A Iniciativa Internacional pela Vacina da Aids (Iavi) e o Scripps Research Institute, nos Estados Unidos, anunciaram os resultados da fase 1 de um estudo que testou um novo tipo de vacina contra o HIV. E os dados animaram: o imunizante estimulou a produção de anticorpos especialmente potentes em 97% dos participantes.
Essa primeira etapa dos testes clínicos contou com 48 adultos saudáveis. Uma parte dos voluntários recebeu duas doses do composto misturado ao adjuvante — uma substância que potencializa a resposta imune —, enquanto a outra tomou um placebo.
Como funciona essa vacina
Antes de tudo, cabe destacar que é especialmente difícil criar um imunizante contra o HIV. O infectologista Ricardo Sobhie Diaz, da Sociedade Brasileira de Infectologia (SBI), conta que esse agente infeccioso sofre mutações com muita velocidade.

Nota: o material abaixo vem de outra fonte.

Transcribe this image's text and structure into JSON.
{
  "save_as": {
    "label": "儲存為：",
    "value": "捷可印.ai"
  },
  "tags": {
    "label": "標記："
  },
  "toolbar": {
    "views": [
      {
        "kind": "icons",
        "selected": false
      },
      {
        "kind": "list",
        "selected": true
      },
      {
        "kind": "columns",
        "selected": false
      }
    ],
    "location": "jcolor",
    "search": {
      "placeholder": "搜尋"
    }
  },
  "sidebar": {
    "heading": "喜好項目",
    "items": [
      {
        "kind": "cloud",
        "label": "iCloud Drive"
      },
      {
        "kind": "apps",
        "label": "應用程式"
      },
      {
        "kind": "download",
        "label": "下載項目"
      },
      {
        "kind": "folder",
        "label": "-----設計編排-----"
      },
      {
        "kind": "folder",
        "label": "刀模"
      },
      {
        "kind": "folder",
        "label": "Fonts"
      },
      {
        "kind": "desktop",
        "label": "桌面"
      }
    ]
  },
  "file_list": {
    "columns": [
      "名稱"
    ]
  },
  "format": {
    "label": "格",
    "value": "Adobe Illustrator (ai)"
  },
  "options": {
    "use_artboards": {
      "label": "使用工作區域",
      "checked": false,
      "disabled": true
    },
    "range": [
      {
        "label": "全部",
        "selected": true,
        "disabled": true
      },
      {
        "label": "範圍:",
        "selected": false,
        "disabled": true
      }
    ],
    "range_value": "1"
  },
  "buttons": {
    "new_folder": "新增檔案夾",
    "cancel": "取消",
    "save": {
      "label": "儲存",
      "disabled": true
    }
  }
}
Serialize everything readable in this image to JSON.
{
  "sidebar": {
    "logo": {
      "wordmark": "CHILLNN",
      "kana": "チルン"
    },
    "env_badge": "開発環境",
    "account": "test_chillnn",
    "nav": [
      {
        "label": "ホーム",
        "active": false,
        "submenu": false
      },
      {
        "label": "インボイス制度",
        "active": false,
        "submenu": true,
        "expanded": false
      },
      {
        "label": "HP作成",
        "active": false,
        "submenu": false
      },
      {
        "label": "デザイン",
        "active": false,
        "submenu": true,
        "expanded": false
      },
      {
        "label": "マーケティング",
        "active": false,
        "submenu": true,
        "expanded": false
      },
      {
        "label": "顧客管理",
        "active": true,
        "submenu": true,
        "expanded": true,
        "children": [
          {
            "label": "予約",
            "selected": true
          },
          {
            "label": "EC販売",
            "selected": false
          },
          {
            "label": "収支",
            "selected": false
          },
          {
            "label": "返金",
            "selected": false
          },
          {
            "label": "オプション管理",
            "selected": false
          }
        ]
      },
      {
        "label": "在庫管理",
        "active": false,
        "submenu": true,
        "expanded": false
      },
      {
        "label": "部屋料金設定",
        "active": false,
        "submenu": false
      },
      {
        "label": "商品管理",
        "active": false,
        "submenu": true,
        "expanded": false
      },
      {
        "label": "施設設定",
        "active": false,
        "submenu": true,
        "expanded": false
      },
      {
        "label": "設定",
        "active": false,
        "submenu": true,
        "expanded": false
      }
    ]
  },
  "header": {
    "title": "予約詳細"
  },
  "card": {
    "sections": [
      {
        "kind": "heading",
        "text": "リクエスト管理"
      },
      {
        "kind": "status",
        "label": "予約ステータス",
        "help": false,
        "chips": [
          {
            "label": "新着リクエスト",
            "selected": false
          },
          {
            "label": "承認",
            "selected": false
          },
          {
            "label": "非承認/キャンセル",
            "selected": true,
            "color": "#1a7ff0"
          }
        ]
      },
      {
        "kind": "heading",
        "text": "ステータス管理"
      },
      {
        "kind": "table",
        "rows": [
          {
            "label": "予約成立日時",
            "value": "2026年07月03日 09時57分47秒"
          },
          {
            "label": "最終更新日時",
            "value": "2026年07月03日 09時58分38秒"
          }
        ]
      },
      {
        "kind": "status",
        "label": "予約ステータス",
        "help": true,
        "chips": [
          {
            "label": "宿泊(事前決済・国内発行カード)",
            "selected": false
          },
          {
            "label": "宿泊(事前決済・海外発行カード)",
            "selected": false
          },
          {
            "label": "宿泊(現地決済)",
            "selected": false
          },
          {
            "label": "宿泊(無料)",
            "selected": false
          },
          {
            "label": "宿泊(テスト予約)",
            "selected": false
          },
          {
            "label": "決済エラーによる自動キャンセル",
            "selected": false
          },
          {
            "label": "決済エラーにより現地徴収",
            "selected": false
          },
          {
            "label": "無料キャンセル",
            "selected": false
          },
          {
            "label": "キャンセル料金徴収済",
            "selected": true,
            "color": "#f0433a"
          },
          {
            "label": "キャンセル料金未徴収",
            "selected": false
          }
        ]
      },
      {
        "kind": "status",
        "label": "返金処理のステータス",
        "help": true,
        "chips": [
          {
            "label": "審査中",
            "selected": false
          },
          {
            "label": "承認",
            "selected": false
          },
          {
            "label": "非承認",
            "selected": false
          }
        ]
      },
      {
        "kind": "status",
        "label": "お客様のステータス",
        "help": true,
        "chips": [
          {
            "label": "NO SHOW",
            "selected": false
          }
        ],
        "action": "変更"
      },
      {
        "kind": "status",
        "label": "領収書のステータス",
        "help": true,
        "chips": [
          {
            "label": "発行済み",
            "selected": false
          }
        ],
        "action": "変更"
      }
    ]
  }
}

“Ele muda com uma frequência muito maior que o coronavírus, por exemplo. Devido à diversidade genética, o vírus consegue facilmente se esquivar do sistema imune, fazendo com que as vacinas não funcionem”, explica o especialista.
A sacada dos cientistas foi criar um composto que estimulasse a produção pelo organismo dos chamados anticorpos amplamente neutralizantes, ou BNAbs. “São anticorpos que atingem todas as mutações do HIV. Eles foram encontrados há algum tempo em um grupo de pessoas que já haviam sido infectadas”, informa Diaz.
O problema é que só algumas células específicas do sistema imunológico conseguem gerar os tais BNAbs — e elas são escassas. Até então, havia uma dificuldade de criar vacinas que as instigasse. Mas, pelo visto, esse desafio foi superado.
“Nossos dados demonstram a capacidade de essa vacina fazer isso”, concluiu o imunologista William Schief, do Scripps Research Institute, em comunicado à imprensa.
O que o resultado significa na prática
Apesar do desfecho animador, essa foi apenas a primeira fase da pesquisa. “Temos um instrumento mais moderno e potente que as opções anteriores, mas não existe nenhuma garantia de que ele vai funcionar e produzir a quantidade de anticorpos necessária”, pontua Diaz.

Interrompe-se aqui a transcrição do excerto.